How to extract the directory from full file path

Question

I have the following script which prints various file stats, which was kindly supplied by another user (choroba) (link).

Is there a way that this can be amended to report just the directory name of each file and not the full file path with the file name? I have tried changing filepath with dirname and I get a series of errors saying No such file or directory. Thanks for any advice.

#!/bin/bash
set -eu

filepath=$1
qfilepath=${filepath//\\/\\\\}   # Quote backslashes.
qfilepath=${qfilepath//\"/\\\"}  # Quote doublequotes.

file=${qfilepath##*/}            # Remove the path.

stats=($(stat -c "%s %W %Y" "$filepath"))
size=${stats[0]}
ctime=$(date --date @"${stats[1]}" +'%d/%m/%Y %H:%M:%S')
mtime=$(date --date @"${stats[2]}" +'%d/%m/%Y %H:%M:%S')

md5=$(md5sum < "$filepath")
md5=${md5%% *}                   # Remove the dash.

printf '"%s","%s",%s,%s,%s,%s\n' \
        "$file" "$qfilepath" "$size" "$ctime" "$mtime" $md5

Answer 1

You can use a combination of dirname and basename, where:

dirname will strip the last component from the full path;

basename will get the last component from the path.

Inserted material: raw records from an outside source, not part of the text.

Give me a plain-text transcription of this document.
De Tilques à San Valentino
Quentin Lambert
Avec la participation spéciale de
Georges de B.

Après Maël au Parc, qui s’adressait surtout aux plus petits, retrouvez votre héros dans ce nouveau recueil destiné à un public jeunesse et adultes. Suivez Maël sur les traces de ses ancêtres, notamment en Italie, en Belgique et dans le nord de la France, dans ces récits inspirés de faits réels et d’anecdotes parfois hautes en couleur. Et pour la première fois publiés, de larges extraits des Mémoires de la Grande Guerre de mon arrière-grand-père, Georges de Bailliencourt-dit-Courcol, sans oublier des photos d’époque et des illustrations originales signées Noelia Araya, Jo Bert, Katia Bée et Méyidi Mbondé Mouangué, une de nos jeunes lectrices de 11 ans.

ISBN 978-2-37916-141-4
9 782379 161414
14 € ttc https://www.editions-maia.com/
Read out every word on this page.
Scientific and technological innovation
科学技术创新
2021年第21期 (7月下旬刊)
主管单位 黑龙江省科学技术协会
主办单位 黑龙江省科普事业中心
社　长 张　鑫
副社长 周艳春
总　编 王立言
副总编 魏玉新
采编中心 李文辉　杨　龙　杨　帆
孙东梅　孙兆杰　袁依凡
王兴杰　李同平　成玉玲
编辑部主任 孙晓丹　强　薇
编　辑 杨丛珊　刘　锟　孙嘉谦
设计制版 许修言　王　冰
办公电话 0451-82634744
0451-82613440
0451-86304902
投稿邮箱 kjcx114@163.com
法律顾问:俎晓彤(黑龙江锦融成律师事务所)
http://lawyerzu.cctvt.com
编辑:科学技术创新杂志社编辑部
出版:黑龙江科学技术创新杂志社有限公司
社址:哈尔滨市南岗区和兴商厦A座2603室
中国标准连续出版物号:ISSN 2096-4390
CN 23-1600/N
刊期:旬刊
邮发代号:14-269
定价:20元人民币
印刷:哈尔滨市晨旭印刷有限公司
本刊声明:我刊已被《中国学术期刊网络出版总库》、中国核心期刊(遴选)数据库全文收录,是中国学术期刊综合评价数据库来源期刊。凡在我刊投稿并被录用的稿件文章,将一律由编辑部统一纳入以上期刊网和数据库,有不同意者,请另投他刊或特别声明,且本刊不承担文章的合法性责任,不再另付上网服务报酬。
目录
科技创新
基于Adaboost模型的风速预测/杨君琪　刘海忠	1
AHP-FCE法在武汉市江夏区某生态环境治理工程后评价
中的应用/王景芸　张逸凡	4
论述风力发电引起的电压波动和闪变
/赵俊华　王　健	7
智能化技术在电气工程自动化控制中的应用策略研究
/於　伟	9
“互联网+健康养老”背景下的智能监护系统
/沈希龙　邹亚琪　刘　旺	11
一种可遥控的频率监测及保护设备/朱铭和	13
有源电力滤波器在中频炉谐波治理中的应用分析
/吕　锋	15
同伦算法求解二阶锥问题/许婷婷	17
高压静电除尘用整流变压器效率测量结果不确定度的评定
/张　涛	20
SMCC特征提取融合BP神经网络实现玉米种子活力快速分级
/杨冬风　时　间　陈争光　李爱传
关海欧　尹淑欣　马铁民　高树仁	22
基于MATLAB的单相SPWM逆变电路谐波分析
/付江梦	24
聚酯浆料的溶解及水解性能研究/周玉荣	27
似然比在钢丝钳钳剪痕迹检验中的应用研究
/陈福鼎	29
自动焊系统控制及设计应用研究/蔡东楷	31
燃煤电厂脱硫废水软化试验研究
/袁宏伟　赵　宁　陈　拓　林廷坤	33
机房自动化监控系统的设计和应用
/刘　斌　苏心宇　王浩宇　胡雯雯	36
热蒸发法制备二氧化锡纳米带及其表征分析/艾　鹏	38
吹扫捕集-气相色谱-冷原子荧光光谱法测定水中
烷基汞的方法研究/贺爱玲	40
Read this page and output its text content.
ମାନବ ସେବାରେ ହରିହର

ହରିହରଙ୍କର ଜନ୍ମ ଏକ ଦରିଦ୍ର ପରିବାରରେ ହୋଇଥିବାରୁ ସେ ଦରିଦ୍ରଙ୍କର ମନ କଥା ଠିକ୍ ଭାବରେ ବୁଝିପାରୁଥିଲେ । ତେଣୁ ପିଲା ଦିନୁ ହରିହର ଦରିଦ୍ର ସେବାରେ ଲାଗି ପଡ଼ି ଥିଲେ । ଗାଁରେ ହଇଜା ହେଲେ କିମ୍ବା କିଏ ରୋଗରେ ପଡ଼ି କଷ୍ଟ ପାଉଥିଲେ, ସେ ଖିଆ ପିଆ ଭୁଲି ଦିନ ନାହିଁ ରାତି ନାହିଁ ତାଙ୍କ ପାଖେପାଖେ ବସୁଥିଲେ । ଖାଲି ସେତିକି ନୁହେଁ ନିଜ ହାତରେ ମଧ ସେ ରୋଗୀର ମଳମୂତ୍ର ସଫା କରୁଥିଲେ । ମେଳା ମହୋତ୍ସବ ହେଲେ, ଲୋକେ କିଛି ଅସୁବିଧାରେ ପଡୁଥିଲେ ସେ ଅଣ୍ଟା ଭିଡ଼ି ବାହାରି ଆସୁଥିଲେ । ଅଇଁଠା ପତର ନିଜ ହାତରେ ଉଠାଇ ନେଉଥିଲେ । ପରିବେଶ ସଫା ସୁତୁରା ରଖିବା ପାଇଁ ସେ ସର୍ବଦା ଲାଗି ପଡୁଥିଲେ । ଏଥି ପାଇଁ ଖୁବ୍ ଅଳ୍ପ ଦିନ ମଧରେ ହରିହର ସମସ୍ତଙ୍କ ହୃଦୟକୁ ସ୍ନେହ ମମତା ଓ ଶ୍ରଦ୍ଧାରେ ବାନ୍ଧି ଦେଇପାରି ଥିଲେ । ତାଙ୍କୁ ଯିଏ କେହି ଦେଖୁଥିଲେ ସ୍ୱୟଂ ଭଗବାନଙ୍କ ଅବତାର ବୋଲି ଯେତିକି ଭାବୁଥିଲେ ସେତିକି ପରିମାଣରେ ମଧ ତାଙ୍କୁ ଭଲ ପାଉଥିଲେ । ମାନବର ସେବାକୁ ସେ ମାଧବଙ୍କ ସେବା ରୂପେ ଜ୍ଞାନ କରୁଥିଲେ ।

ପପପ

So to summarize: $(basename $(dirname $qfilepath)) will give you the name of the last directory in the path. Or, for the full path without the file name - just $(dirname $qfilepath).

Answer 2

Although I do not see anything in the script snippet which would produce a recursive list, you can get the directory name output with adding dir=$(dirname $filepath) and modifying your printf output to use $dir instead of $file.